Жизнь Петровны круто изменилась, она даже передумала помирать, а зачем, когда есть кто-то рядом, кто скрасит твои одинокие серые будни? Наташа честно искала съемное жилье, но ее скромные доходы не позволяли принять те варианты, которые на данный момент предлагались. А Петровна иногда, лежа в постели, представляла, что это ее настоящая семья и мечтала, чтобы это не заканчивалось никогда.
Две недели пролетели для всех незаметно. Наташа постепенно привыкла к этой пожилой и властной женщине, впрочем, с которой сразу нашла общий язык. И, видя свое не очень хорошее положение, однажды решилась поговорить с Варварой Петровной:
— Варвара Петровна, мне очень неудобно начинать этот разговор, но у меня никак не получается снять подходящее жилье. Очень дорого для меня получается. И Вас дальше стеснять не хочу, а то получается, что мы оккупанты какие-то. Может, Вы согласились бы сдавать, ну до тех пор, пока не подвернется подходящий вариант жилья, нам с Ксюшей комнату? А то бесплатно у Вас жить мне уже очень стыдно.
От неожиданности Петровна присела на диван, к ее горлу стала подступать обида и она уже приготовилась высказать этой женщине все, что она думает по этому поводу — придумала, тоже, деньги! Но впервые в жизни вовремя остановилась. Перед ее глазами пронеслась ее прошлая, одинокая жизнь, и контрастом эти две недели, которые она прожила, окруженная вниманием и заботой. Нет, прошлой жизни она больше не хочет, лучше смерть.
— Детка, ты думаешь, что это я вас спасла? — спросила Петровна, задумчиво глядя в одну точку, — нет это вы меня спасли, да разве я жила все это время, нет, так, просто занимала чужое место на этой земле, а вы с Ксюшей и своей Булькой мне глаза открыли, на то, что такое настоящая жизнь. Вы уж не бросайте меня, не знаю, как теперь одной в четырех стенах оставаться, какие деньги, детка, живите и не надо искать никакое жилье. Я знаю, я не сахар, но я вам обещаю, что стану лучше, хоть и старуха уже.

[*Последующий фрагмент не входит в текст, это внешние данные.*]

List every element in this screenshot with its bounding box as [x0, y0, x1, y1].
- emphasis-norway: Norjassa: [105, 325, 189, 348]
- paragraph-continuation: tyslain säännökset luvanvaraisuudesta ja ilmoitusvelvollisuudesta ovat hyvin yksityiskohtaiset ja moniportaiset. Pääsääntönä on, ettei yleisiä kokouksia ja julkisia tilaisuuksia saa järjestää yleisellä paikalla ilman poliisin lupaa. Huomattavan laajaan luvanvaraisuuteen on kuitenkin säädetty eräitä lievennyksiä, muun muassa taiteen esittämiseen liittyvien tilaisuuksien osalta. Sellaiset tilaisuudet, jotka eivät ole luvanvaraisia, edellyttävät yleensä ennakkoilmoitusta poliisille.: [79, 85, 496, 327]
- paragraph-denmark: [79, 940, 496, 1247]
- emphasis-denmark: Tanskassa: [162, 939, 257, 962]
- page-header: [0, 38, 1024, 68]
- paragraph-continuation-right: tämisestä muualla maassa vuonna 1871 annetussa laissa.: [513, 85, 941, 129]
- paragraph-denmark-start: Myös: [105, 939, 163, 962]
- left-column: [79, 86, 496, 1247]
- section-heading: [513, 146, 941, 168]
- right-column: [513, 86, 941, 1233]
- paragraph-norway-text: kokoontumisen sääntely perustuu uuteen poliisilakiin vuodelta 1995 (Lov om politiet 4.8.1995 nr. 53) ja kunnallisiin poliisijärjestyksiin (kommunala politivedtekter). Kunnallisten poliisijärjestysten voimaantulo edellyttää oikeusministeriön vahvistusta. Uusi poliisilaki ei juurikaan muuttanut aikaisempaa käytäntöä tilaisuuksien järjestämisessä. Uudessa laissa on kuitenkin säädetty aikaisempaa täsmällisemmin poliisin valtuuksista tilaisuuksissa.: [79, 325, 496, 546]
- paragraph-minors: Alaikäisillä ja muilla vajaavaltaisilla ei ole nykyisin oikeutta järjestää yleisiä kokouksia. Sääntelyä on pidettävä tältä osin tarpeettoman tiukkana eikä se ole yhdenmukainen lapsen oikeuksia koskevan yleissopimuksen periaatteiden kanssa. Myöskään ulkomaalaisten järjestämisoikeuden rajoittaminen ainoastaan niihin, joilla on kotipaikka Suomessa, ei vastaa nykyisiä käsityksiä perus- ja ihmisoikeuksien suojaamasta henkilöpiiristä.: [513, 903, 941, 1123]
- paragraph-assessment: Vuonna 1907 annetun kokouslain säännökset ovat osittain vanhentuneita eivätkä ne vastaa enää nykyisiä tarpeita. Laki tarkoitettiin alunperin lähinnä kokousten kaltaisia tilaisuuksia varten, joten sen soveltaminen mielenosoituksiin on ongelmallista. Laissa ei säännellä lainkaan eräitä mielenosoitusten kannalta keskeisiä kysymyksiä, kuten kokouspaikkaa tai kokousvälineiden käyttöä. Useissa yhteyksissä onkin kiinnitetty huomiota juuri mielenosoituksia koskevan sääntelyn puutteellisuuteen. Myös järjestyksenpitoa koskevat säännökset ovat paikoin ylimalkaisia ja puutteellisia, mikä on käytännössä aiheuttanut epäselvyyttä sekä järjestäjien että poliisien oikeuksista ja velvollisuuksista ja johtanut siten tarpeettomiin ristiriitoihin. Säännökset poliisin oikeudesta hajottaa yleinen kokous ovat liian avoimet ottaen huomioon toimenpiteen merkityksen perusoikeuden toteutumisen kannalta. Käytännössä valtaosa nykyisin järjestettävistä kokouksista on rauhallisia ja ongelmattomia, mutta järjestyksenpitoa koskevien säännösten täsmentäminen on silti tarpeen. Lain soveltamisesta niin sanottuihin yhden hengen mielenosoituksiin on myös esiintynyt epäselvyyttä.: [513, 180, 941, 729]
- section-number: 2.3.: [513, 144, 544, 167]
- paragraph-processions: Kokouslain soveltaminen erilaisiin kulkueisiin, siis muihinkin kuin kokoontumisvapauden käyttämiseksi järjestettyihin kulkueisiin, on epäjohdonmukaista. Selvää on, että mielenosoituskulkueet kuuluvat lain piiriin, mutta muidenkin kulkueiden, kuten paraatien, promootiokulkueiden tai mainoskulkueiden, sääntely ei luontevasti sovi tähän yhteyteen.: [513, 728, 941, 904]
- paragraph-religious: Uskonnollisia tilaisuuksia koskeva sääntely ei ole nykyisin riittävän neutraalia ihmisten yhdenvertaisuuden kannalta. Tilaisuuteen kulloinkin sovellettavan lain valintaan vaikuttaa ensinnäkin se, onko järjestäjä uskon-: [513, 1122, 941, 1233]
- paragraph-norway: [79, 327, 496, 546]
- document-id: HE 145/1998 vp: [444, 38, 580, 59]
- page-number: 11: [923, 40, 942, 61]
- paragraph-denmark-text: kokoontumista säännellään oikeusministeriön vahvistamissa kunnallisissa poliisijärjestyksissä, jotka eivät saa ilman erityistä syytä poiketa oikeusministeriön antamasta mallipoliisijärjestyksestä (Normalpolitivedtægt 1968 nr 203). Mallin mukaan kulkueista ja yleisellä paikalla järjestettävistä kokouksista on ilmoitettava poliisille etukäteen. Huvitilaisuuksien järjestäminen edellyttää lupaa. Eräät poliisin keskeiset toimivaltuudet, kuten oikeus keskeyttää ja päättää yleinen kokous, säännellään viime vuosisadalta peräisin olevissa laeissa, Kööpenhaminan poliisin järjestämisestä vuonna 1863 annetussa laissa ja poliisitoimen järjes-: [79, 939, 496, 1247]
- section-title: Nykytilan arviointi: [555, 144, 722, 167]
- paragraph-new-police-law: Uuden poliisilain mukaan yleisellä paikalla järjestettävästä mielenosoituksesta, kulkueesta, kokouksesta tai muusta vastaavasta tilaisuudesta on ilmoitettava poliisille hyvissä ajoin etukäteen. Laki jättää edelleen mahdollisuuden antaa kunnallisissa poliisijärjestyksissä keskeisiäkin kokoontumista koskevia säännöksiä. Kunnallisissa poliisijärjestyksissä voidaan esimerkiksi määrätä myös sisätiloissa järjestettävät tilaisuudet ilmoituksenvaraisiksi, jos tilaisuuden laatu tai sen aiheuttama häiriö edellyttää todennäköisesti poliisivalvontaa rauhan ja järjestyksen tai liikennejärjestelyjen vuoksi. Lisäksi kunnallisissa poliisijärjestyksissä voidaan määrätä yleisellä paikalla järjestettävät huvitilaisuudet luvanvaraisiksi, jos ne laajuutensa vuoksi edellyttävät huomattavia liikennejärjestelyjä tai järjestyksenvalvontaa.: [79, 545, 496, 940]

Наташа расплакалась от благодарности, старуха ее обняла, прижала ее голову к своей груди:
— Ну ничего, ничего, доченька, все будет у тебя хорошо, вот увидишь, не надо плакать.
Тут в комнату влетела счастливая Ксюша, а за ней с радостным лаем Булька:
— Бабушка, бабушка, смотри я нас нарисовала! — И протянула Петровне альбомный лист, на котором наивной детской рукой изображены, очень условно, две женщины и девочка, держащиеся за руки, и маленькая собачка, а внизу подписано: Бабушка, Мама, Я, Булька.
Петровна взяла трясущейся рукой альбомный лист, на который тут же закапали слезы. Это впервые за многие-многие годы плакала Варвара Петровна, и это были слезы радости, облегчения и надежды на новую жизнь.